Israeli Research Center says Iranian and Turkish interference in Lebanon could spark civil war

In a study on Turkish-Iranian presence in Lebanon and the possible repercussions on Lebanon of the August explosion in the port of Beirut, the Israeli Begin-Sadat Research Center for Strategic Studies (BESA) stated that Iranian support for Hezbollah and Turkish and Qatari support for the Lebanese Sunni community, may contribute to the outbreak of civil war in Lebanon – this despite Iranian-Turkish consensus on many issues.

The BESA Center also pointed out that the emergence of large-scale protests against the government, sectarianism, Hezbollah, Iranian influence, and the economic fall-out that followed the explosion in the port of Beirut, has led to a weakened position of Iran and Hezbollah which opened the door of opportunities for Turkey to enter the Lebanese arena. The Turkish entry also comes as Saudi Arabia and Gulf allies, despite their joint opposition of Hezbollah have decreased their attempts to influence Lebanese Sunni society, said the Israeli research center.
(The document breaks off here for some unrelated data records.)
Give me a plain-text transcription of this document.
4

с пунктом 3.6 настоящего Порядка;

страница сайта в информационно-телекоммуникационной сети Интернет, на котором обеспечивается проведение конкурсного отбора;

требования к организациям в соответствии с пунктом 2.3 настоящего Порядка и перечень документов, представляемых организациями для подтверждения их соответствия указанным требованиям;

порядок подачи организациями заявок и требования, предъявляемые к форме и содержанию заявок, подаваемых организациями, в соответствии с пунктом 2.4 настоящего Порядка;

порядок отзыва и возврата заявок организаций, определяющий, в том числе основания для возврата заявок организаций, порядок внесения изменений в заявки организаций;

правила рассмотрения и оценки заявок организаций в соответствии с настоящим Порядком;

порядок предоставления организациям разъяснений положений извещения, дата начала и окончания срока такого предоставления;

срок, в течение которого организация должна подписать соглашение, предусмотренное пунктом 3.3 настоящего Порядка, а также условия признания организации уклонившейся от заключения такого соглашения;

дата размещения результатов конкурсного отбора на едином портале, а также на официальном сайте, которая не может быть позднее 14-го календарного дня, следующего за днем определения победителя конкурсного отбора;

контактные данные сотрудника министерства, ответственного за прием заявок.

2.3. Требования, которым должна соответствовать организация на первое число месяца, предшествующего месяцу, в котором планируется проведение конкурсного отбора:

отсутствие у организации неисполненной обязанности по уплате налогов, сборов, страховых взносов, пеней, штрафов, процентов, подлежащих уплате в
Despite their desire to evict sectarianism from their country’s corrupt government, Lebanese civilians are likely to see increased tensions across religious lines. Iran will continue to back Hezbollah despite its regional weakening, while Turkey and Qatar will play a bigger counterbalancing role by increasing their influence on the Sunni community. BESA Center

Turkey, in turn, is seeking to expand Ottoman expansion in the region with the  Muslim Brotherhood as frontrunner. This project is in fundamental geopolitical contradiction to Iranian aspirations, as it puts Lebanon in Turkey’s sphere of influence and would give Ankara greater access to the Eastern Mediterranean and gas resources. This would give Turkey desirable leverage given the (discovered) Lebanese gas fields, the Begin-Sadat Center added.

According to political analysts, Turkey welcomed Prime Minister Saad Hariri’s opening of channels of communication with Turkey, and it quickly expressed its willingness to provide economic and political support to Hariri, something which Saudi Arabia has remained silent about and called it political blackmail by Turkey.

Lebanon has a small Turkic community, mainly in Tripoli.